Toulouse: the dome of La Grave at the peak of heritage
The restored chapel of Saint-Joseph de la Grave is the star of Heritage Days this weekend. The opportunity to discover some of the secrets of this major Toulouse site.
Did you know that the cross which surmounts the dome of La Grave, emblematic site of the Pink City, was published towards Jerusalem? Or that the Saint-Joseph de la Grave chapel, which this dome houses, only hosted its first religious service in 1845, 87 years after the first stone of the building was laid in 1758.
The visit to the chapel of Saint-Joseph de la Grave, restored after two years of work and closed yesterday afternoon, holds many surprises. The building will be today and tomorrow the star of Heritage Days in Toulouse. “Guided tours (free) will be organized every hour,” says David Madec, director of La Grave. During the previous open days, in 2017, when the dome was urgently put out of water, 20,000 visitors crowded into the now deconsecrated former chapel and whose management is sedentary by the CHU, owner, in the City of Toulouse.
The building figures prominently on many postcards. Many Toulouse residents have a family member born in the nearby maternity ward or baptized in the chapel. But much can be learned when visiting this magnificent building of impressive height and proportions.
A visit rich in history, art, architecture and anecdotes
“It is one of the rare religious buildings in Toulouse built on a central plan, with an ambulatory around the choir”, specifies Lydie Lanaspèze, architect of the City of Toulouse, “its restoration involved many trades, roofers, craftsmen, specialists in painted decorations, locksmithing or furniture, under the direction of Pierre-Yves Caillault, chief architect of Historic Monuments, with the scenographer Philippe Maffre”.
An interactive touch table located at the entrance to the choir allows you to learn more about the history of the dome, the long construction of which has seen several successive architects (Nelli, Delor de Masbou, Villeneuve). In the ambulatory, short films bring to life some historical figures from the old hospital, which since the Middle Ages welcomed plague victims, then poor people, old people, orphaned children, mental patients and prostitutes in this outlying site on the left bank of Garonne.
“Tablets installed in the confessionals make it possible to go further, thanks to the videos of specialists or witnesses”, comments Marie Bonnabel, curator of the heritage of the City of Toulouse, “the history of this monument is totally linked to that of the Hospice de la Grave, whose birth dates back much further than the dome, to the 12the century “. The sacristy houses magnificent reliquaries and everyday objects, such as a doll or an old satchel.
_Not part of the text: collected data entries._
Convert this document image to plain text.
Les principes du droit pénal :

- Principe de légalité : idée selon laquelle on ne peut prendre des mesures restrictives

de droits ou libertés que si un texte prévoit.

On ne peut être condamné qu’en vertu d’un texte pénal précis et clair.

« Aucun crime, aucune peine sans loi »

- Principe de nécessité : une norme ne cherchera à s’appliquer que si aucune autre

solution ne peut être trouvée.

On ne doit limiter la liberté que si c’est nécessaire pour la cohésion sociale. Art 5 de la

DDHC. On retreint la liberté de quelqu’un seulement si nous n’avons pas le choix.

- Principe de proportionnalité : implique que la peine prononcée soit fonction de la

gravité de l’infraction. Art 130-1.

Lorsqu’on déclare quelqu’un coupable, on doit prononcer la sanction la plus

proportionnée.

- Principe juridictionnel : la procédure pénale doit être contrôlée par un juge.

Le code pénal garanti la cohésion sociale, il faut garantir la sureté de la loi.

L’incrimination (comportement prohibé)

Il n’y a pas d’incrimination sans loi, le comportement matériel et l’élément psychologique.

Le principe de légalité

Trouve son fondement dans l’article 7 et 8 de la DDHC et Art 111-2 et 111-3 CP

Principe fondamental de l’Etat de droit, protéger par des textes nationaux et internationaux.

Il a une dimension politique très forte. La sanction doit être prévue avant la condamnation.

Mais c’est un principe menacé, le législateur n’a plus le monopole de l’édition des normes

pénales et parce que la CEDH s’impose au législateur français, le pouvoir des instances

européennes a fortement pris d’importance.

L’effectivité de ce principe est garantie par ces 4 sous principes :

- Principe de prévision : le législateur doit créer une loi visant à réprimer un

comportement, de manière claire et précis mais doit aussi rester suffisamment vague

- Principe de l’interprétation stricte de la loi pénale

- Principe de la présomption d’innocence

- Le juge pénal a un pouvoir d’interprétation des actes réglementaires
A public garden will be built in 2023-2024 (5 million euros financed by the City) between the dome and rue du Pont-Saint-Pierre, announced Mayor Jean-Luc Moudenc.
Proposed projects Toulouse escaped
Still on the site of La Grave, in the refectory of the hospital with windows overlooking the Bazacle, don’t miss the “Toulouse sur Garonne” exhibition (entry and free guided tours during the Heritage Days on September 17 and 18, exhibition until January 2, 2023) proposed by the town hall of Toulouse, the Maison de l’Architecture and the Municipal Archives. Thanks to striking architectural models and various documents (drawings, interactive website urban-hist.toulouse.fr), we discover several projects, realized or not, imagined for Toulouse, from 1960 to today. And in particular those of the motorways on the banks of the Garonne, the underground car park of La Daurade or the aerial car park with six levels in the Paul-Feuga alleys, fortunately we escaped. The exhibition does not evoke the future and for example the City of Arts that the City plans to develop in the classified part of the hospital of La Grave.